HOLMES BEACH – Commissioners are looking at two ordinances to help combat litter and the negative environmental impacts it brings.
The first ordinance would prohibit smoking on the beach and in city parks. The ban would not apply to city parking lots.
Beach and park visitors would not be allowed to smoke any filtered cigarettes while on those properties. City Attorney Erica Augello said that commissioners cannot regulate the smoking of unfiltered cigars.
Reasons for the proposed ordinance include an issue of public health from secondhand smoke and the butts of cigarettes left on the beach that pollute the environment and can endanger wildlife if they make it into the water or are ingested.
Commissioner Carol Soustek, a smoker, said she isn’t in favor of the ordinance because she feels like it’s taking choices away from the public and would be hard to enforce.
“I don’t want to become a police state,” she said. “I don’t want to regulate everything.”
As a 20-year volunteer with Anna Maria Island Turtle Watch and Shorebird Monitoring, she said that most of what she saw on the beach was plastic, not cigarette butts.

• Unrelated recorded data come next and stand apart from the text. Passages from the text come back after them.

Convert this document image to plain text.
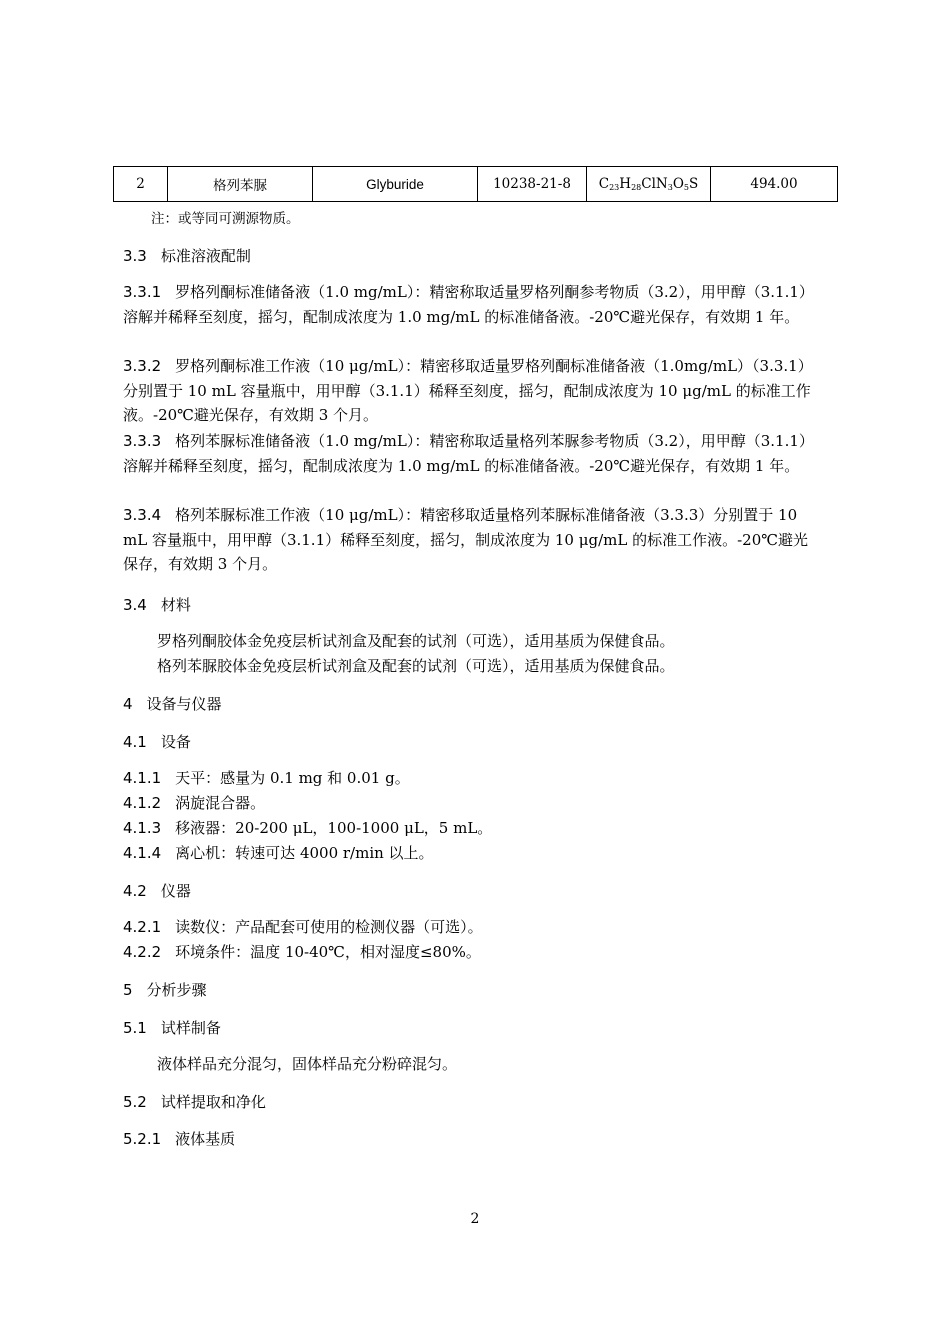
2	格列苯脲	Glyburide	10238-21-8	$C_{23}H_{28}ClN_3O_5S$	494.00
注：或等同可溯源物质。
3.3 标准溶液配制
3.3.1 罗格列酮标准储备液（1.0 mg/mL）：精密称取适量罗格列酮参考物质（3.2），用甲醇（3.1.1）溶解并稀释至刻度，摇匀，配制成浓度为 1.0 mg/mL 的标准储备液。-20℃避光保存，有效期 1 年。
3.3.2 罗格列酮标准工作液（10 μg/mL）：精密移取适量罗格列酮标准储备液（1.0mg/mL）（3.3.1）分别置于 10 mL 容量瓶中，用甲醇（3.1.1）稀释至刻度，摇匀，配制成浓度为 10 μg/mL 的标准工作液。-20℃避光保存，有效期 3 个月。
3.3.3 格列苯脲标准储备液（1.0 mg/mL）：精密称取适量格列苯脲参考物质（3.2），用甲醇（3.1.1）溶解并稀释至刻度，摇匀，配制成浓度为 1.0 mg/mL 的标准储备液。-20℃避光保存，有效期 1 年。
3.3.4 格列苯脲标准工作液（10 μg/mL）：精密移取适量格列苯脲标准储备液（3.3.3）分别置于 10 mL 容量瓶中，用甲醇（3.1.1）稀释至刻度，摇匀，制成浓度为 10 μg/mL 的标准工作液。-20℃避光保存，有效期 3 个月。
3.4 材料
罗格列酮胶体金免疫层析试剂盒及配套的试剂（可选），适用基质为保健食品。
格列苯脲胶体金免疫层析试剂盒及配套的试剂（可选），适用基质为保健食品。
4 设备与仪器
4.1 设备
4.1.1 天平：感量为 0.1 mg 和 0.01 g。
4.1.2 涡旋混合器。
4.1.3 移液器：20-200 μL，100-1000 μL，5 mL。
4.1.4 离心机：转速可达 4000 r/min 以上。
4.2 仪器
4.2.1 读数仪：产品配套可使用的检测仪器（可选）。
4.2.2 环境条件：温度 10-40℃，相对湿度≤80%。
5 分析步骤
5.1 试样制备
液体样品充分混匀，固体样品充分粉碎混匀。
5.2 试样提取和净化
5.2.1 液体基质
2
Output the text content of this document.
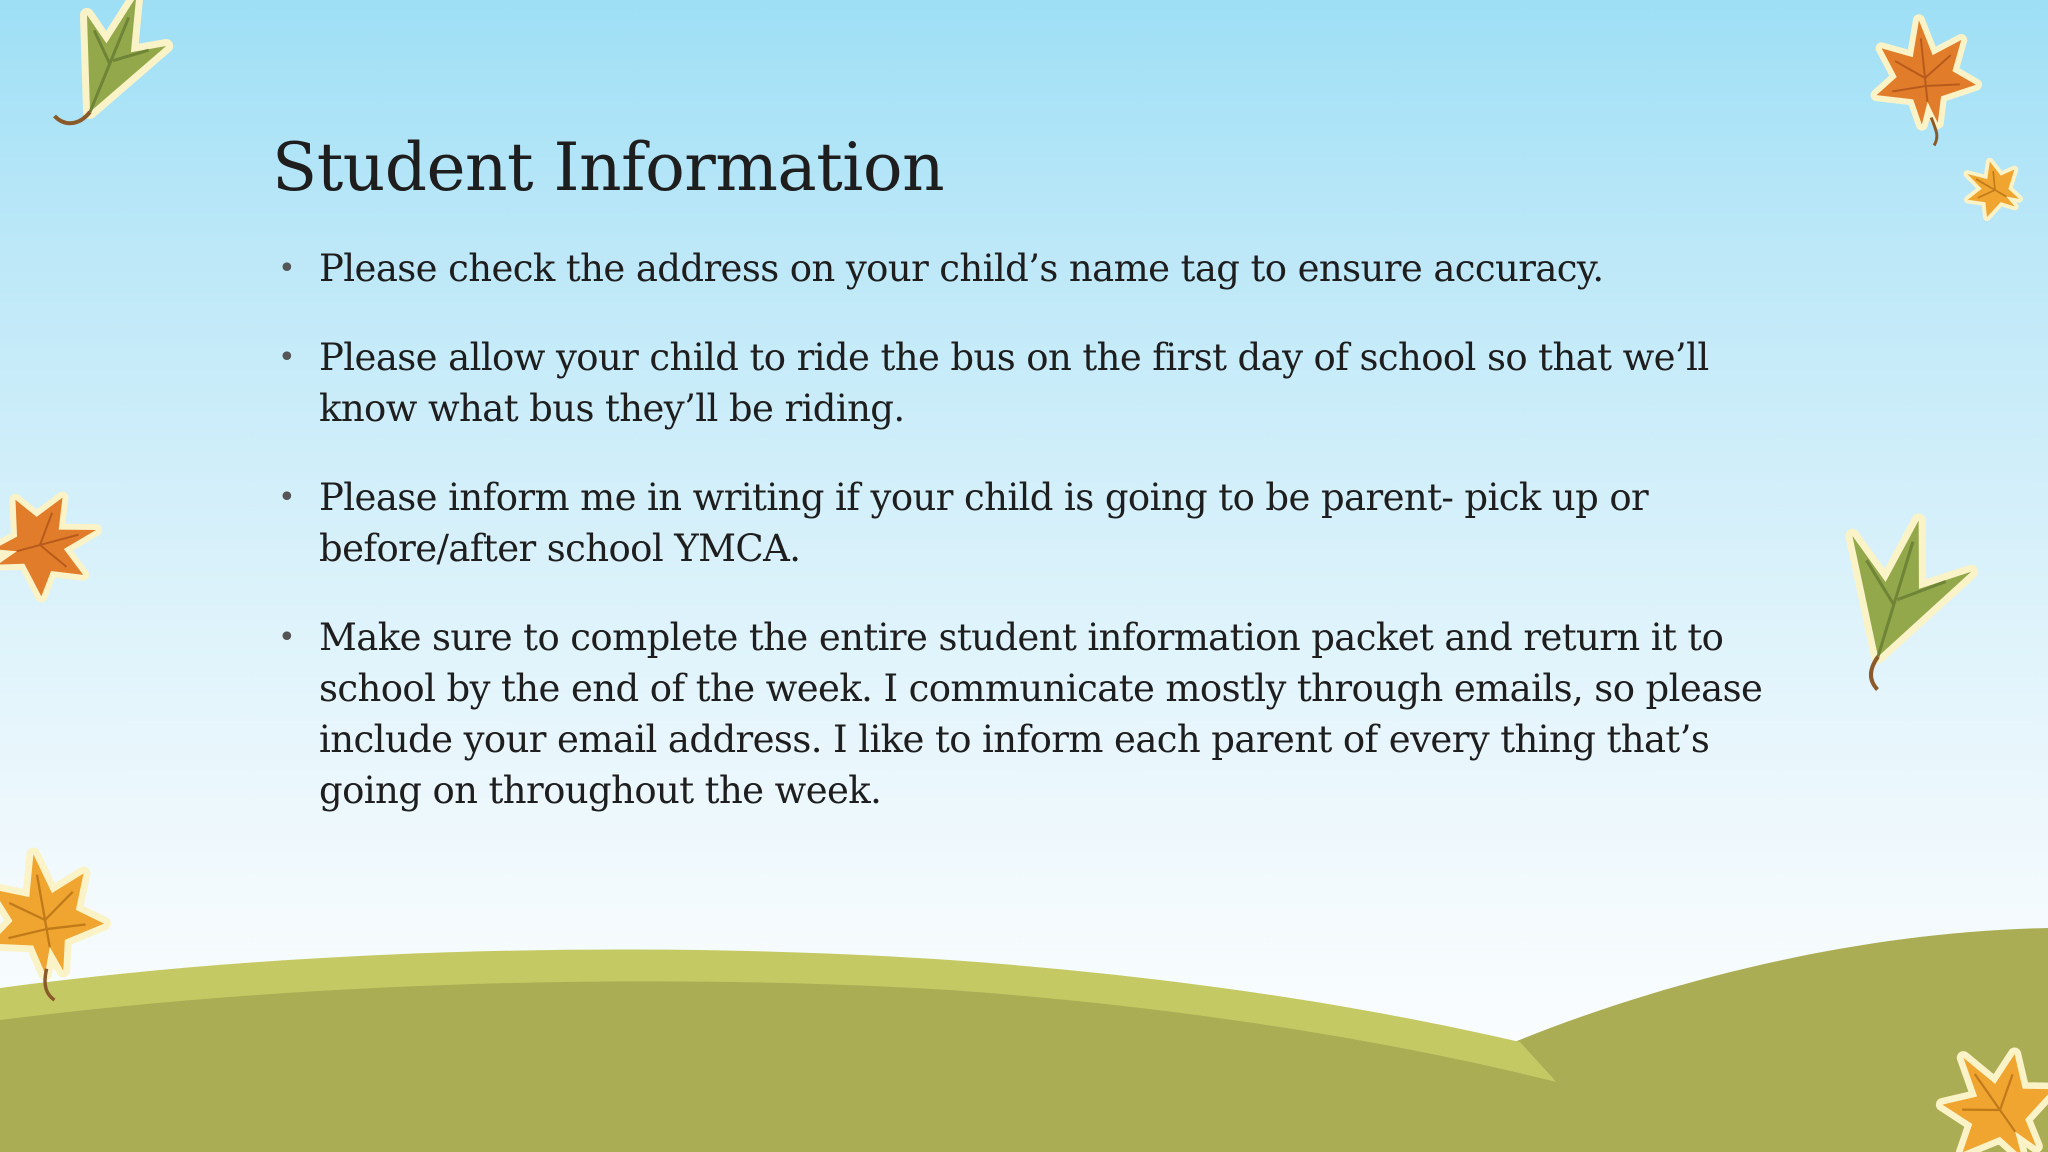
Student Information
• Please check the address on your child’s name tag to ensure accuracy.
• Please allow your child to ride the bus on the first day of school so that we’ll know what bus they’ll be riding.
• Please inform me in writing if your child is going to be parent- pick up or before/after school YMCA.
• Make sure to complete the entire student information packet and return it to school by the end of the week. I communicate mostly through emails, so please include your email address. I like to inform each parent of every thing that’s going on throughout the week.
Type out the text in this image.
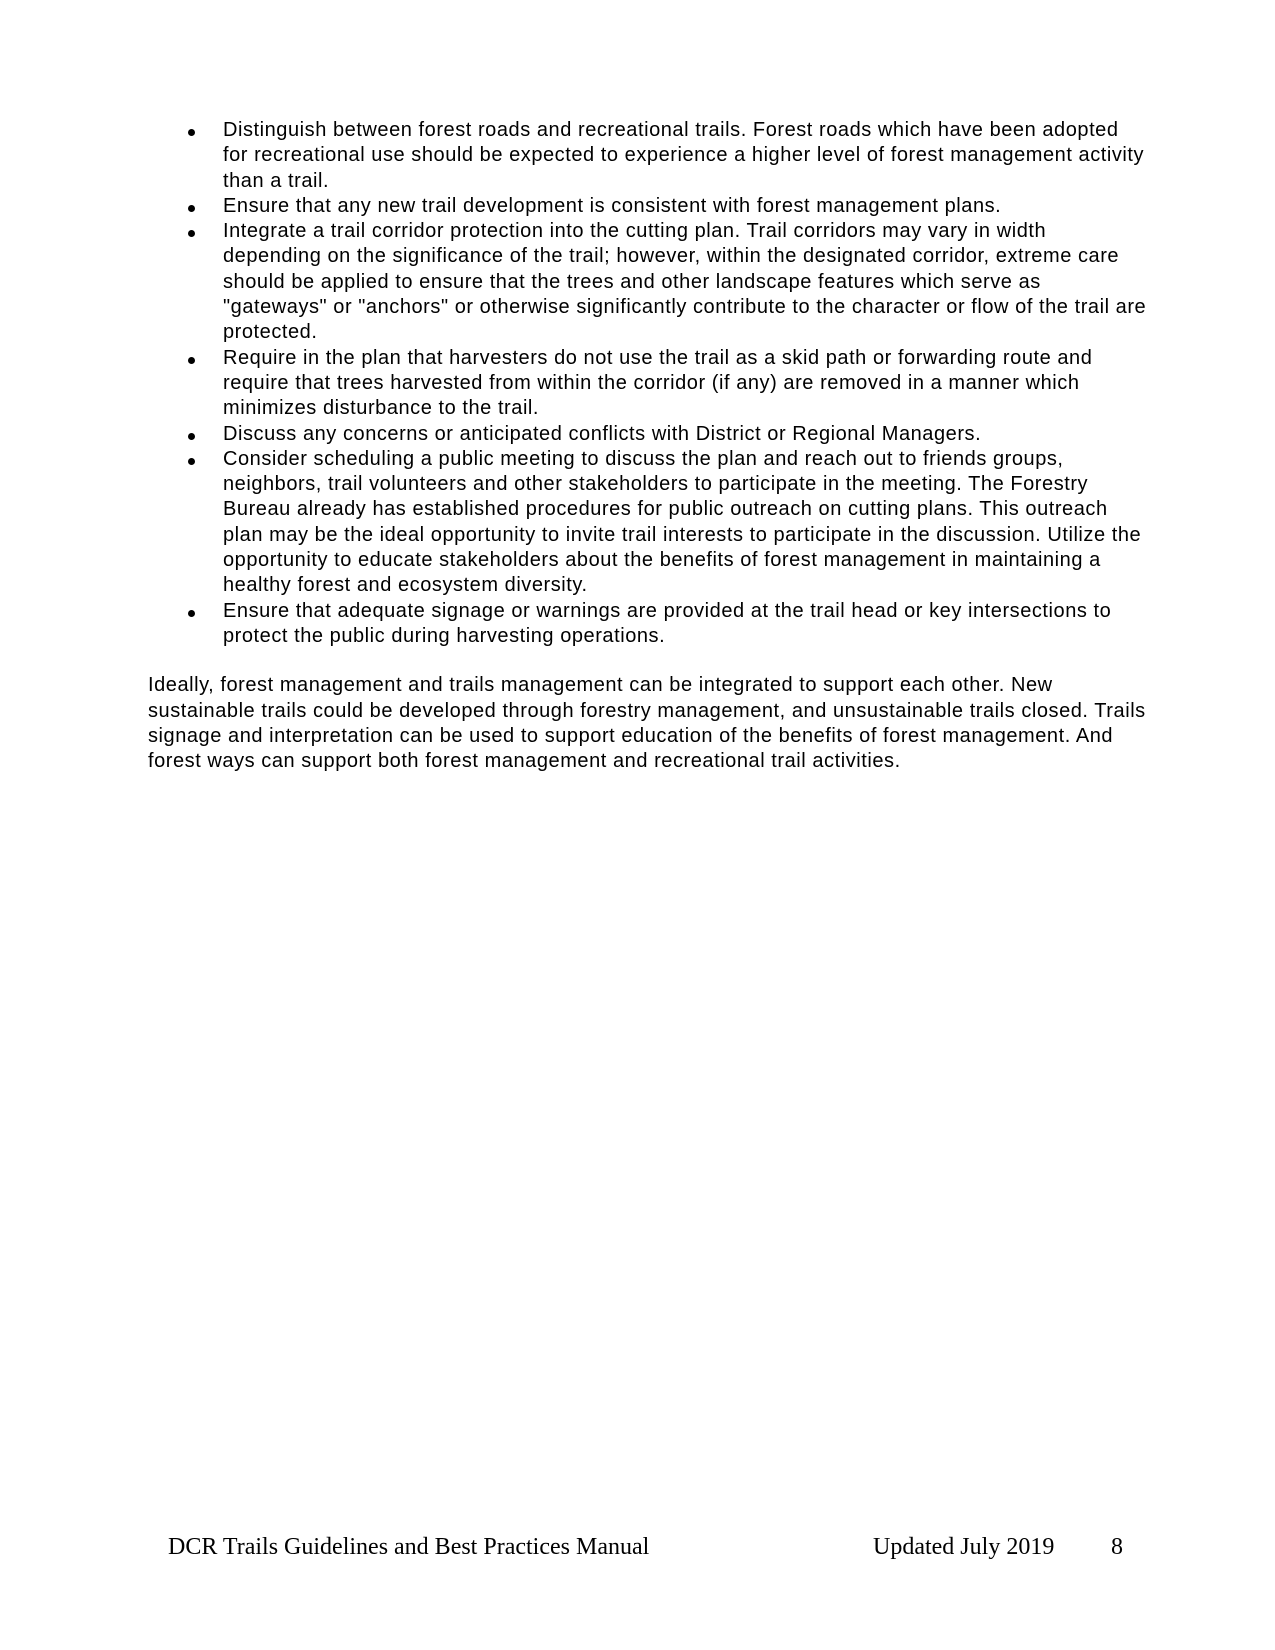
Distinguish between forest roads and recreational trails. Forest roads which have been adopted for recreational use should be expected to experience a higher level of forest management activity than a trail.
Ensure that any new trail development is consistent with forest management plans.
Integrate a trail corridor protection into the cutting plan. Trail corridors may vary in width depending on the significance of the trail; however, within the designated corridor, extreme care should be applied to ensure that the trees and other landscape features which serve as "gateways" or "anchors" or otherwise significantly contribute to the character or flow of the trail are protected.
Require in the plan that harvesters do not use the trail as a skid path or forwarding route and require that trees harvested from within the corridor (if any) are removed in a manner which minimizes disturbance to the trail.
Discuss any concerns or anticipated conflicts with District or Regional Managers.
Consider scheduling a public meeting to discuss the plan and reach out to friends groups, neighbors, trail volunteers and other stakeholders to participate in the meeting. The Forestry Bureau already has established procedures for public outreach on cutting plans. This outreach plan may be the ideal opportunity to invite trail interests to participate in the discussion. Utilize the opportunity to educate stakeholders about the benefits of forest management in maintaining a healthy forest and ecosystem diversity.
Ensure that adequate signage or warnings are provided at the trail head or key intersections to protect the public during harvesting operations.

Ideally, forest management and trails management can be integrated to support each other. New sustainable trails could be developed through forestry management, and unsustainable trails closed. Trails signage and interpretation can be used to support education of the benefits of forest management. And forest ways can support both forest management and recreational trail activities.

DCR Trails Guidelines and Best Practices Manual	Updated July 2019 8
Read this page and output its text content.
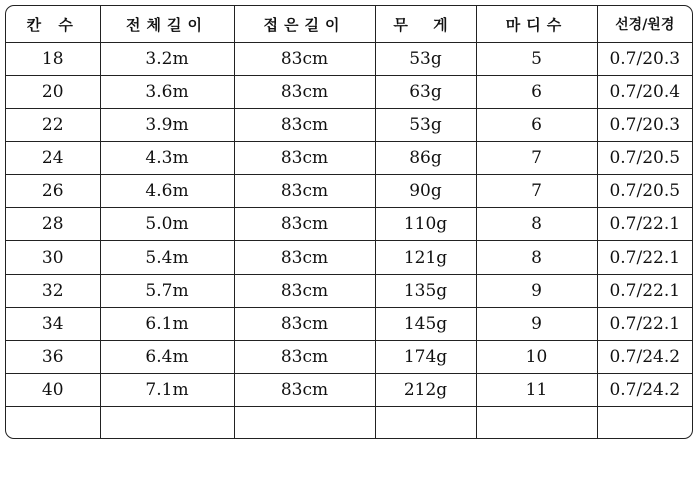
칸 수	전체길이	접은길이	무 게	마디수	선경/원경
18	3.2m	83cm	53g	5	0.7/20.3
20	3.6m	83cm	63g	6	0.7/20.4
22	3.9m	83cm	53g	6	0.7/20.3
24	4.3m	83cm	86g	7	0.7/20.5
26	4.6m	83cm	90g	7	0.7/20.5
28	5.0m	83cm	110g	8	0.7/22.1
30	5.4m	83cm	121g	8	0.7/22.1
32	5.7m	83cm	135g	9	0.7/22.1
34	6.1m	83cm	145g	9	0.7/22.1
36	6.4m	83cm	174g	10	0.7/24.2
40	7.1m	83cm	212g	11	0.7/24.2
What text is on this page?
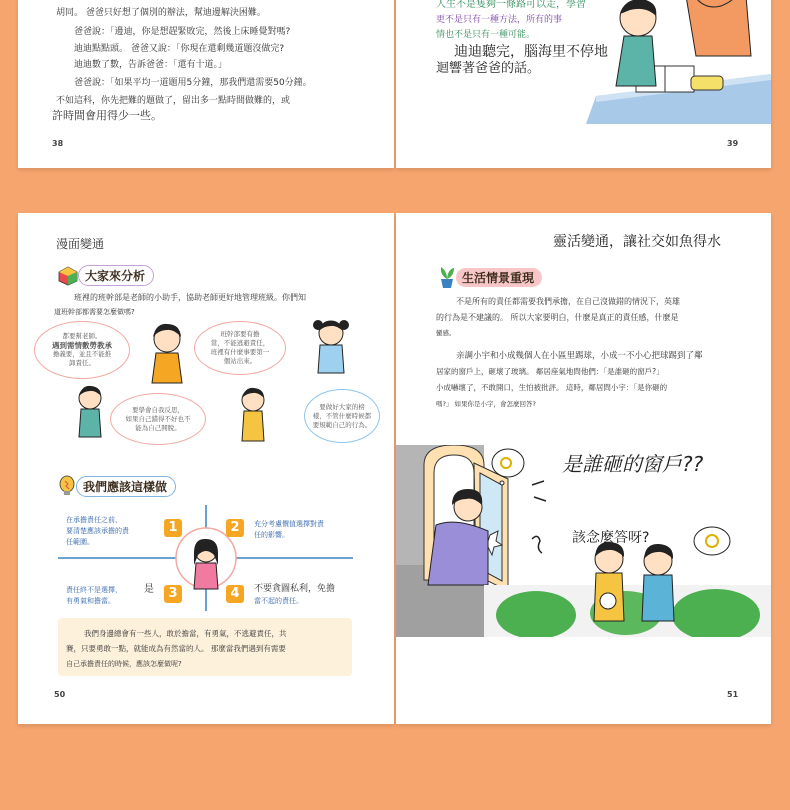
胡同。 爸爸只好想了個別的辦法，幫迪邊解決困難。
爸爸說：「邊迪，你是想趕緊敗完，然後上床睡覺對嗎?
迪迪點點頭。 爸爸又說：「你現在還剩幾道題沒做完?
迪迪數了數，告訴爸爸：「還有十道。」
爸爸說：「如果平均一道題用5分鐘，那我們還需要50分鐘。
不如這科，你先把難的題做了，留出多一點時間做難的，或
許時間會用得少一些。
38
人生不是隻夠一條路可以走，學習
更不是只有一種方法，所有的事
情也不是只有一種可能。
迪迪聽完，腦海里不停地
迴響著爸爸的話。
39
漫面變通
大家來分析
班裡的班幹部是老師的小助手，協助老師更好地管理班級。你們知
道班幹部都需要怎麼做嗎?
都要幫老師。
遇到需情數勞教承
擔義要，並且不能推
卸責任。
班幹部要有擔
當，不能逃避責任，
班裡有什麼事要第一
個站出來。
要學會自我反思，
如果自己錯得不好也不
能為自己開脫。
要做好大家的榜
樣，不管什麼時候都
要規範自己的行為。
我們應該這樣做
在承擔責任之前，
要清楚應該承擔的責
任範圍。
1	2	充分考慮價值選擇對責
任的影響。
責任終不是選擇，
有勇氣和擔當。
是	3	4	不要貪圖私利，免擔
當不起的責任。
我們身邊總會有一些人，敢於擔當，有勇氣，不逃避責任，共
賽，只要勇敢一點，就能成為有然當的人。 那麼當我們遇到有需要
自己承擔責任的時候，應該怎麼做呢?
50
靈活變通，讓社交如魚得水
生活情景重現
不是所有的責任都需要我們承擔，在自己沒做錯的情況下，英雄
的行為是不建議的。 所以大家要明白，什麼是真正的責任感，什麼是
蠻感。
亲調小宇和小成幾個人在小區里踢球，小成一不小心把球踢到了鄰
居家的窗戶上，砸壞了玻璃。 鄰居座氣地問他們：「是誰砸的窗戶?」
小成嚇壞了，不敢開口，生怕被批評。 這時，鄰居問小宇：「是你砸的
嗎?」 如果你是小宇，會怎麼回答?
是誰砸的窗戶??
該念麼答呀?
51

Commissioner Pat Morton disagreed.
“I don’t want other people’s secondhand smoke,” he said, adding that it’s offensive when you’re not a smoker and that he doesn’t think it’s right for non-smokers to have to pick up and move on the beach when someone lights up around them.
Police Chief Bill Tokajer said that Holmes Beach police officers don’t see a lot of smokers on the beach, but they do get some complaints about smoking in public areas.
The ordinance is moving to a first reading at an unspecified future commission meeting.
Last straw?
The second ordinance being considered is one banning the sale and distribution of plastic straws.
Before that ordinance moves forward, commissioners instructed the city’s code compliance officers to get input from local businesses on how it would impact their business, what viable alternatives to plastic straws are available and how long it would take them to make the change.
Augello said that plastic straws are the only single-use plastic that commissioners are allowed to regulate.